Die größte Herausforderung besteht darin, die molekularen Details der Funktionsweise von Proteinen und Proteinmaschinerien aufzudecken. Technologien wie das Protein-Engineering, das auf AlphaFold basiert, und die hochauflösende In-situ-Kryo-EM bieten derzeit die größten Fortschritte. Die Arbeit meines Labors hat grundlegende Erkenntnisse darüber gewonnen, wie Autophagosomen gebildet werden.
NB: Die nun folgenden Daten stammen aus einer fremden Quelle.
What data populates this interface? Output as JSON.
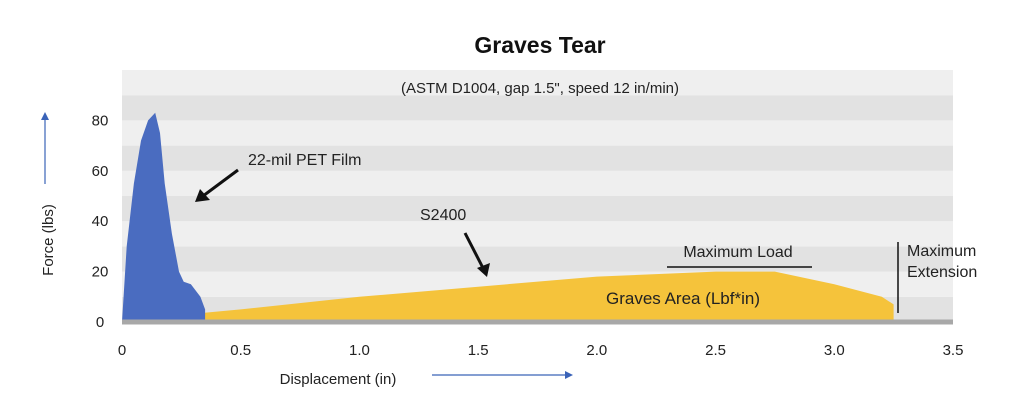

Diese Erkenntnisse wurden durch fortschrittliche molekulare zellbiologische Techniken wie die hier beschriebene unterstützt. Wir beschreiben einige Nachteile der Verwendung bestimmter Protein-Tags und wie sich das Verhalten von ATG9A je nach Lokalisierung des Tags ändern kann. Also entweder N- oder C-Terminus.

Wir schlagen auch Möglichkeiten vor, diese Nachteile zu erkennen und zu vermeiden. Darüber hinaus bieten wir auch einen Workflow zur reproduzierbaren Quantifizierung der ATG9A-Ausbreitung an. Hier bieten wir einen Workflow von Immunfluoreszenz und Live-Bildgebung bis hin zur Bildaufnahme und -analyse für die Analyse der Ausbreitung von ATG9 zwischen verschiedenen zellulären Kompartimenten.

Und wir denken, dass die Standardisierung von Pipelines für die Bildanalyse eine Priorität für Zellbiologen ist, um die Zuverlässigkeit und Reproduzierbarkeit unserer Ergebnisse erhöhen zu können.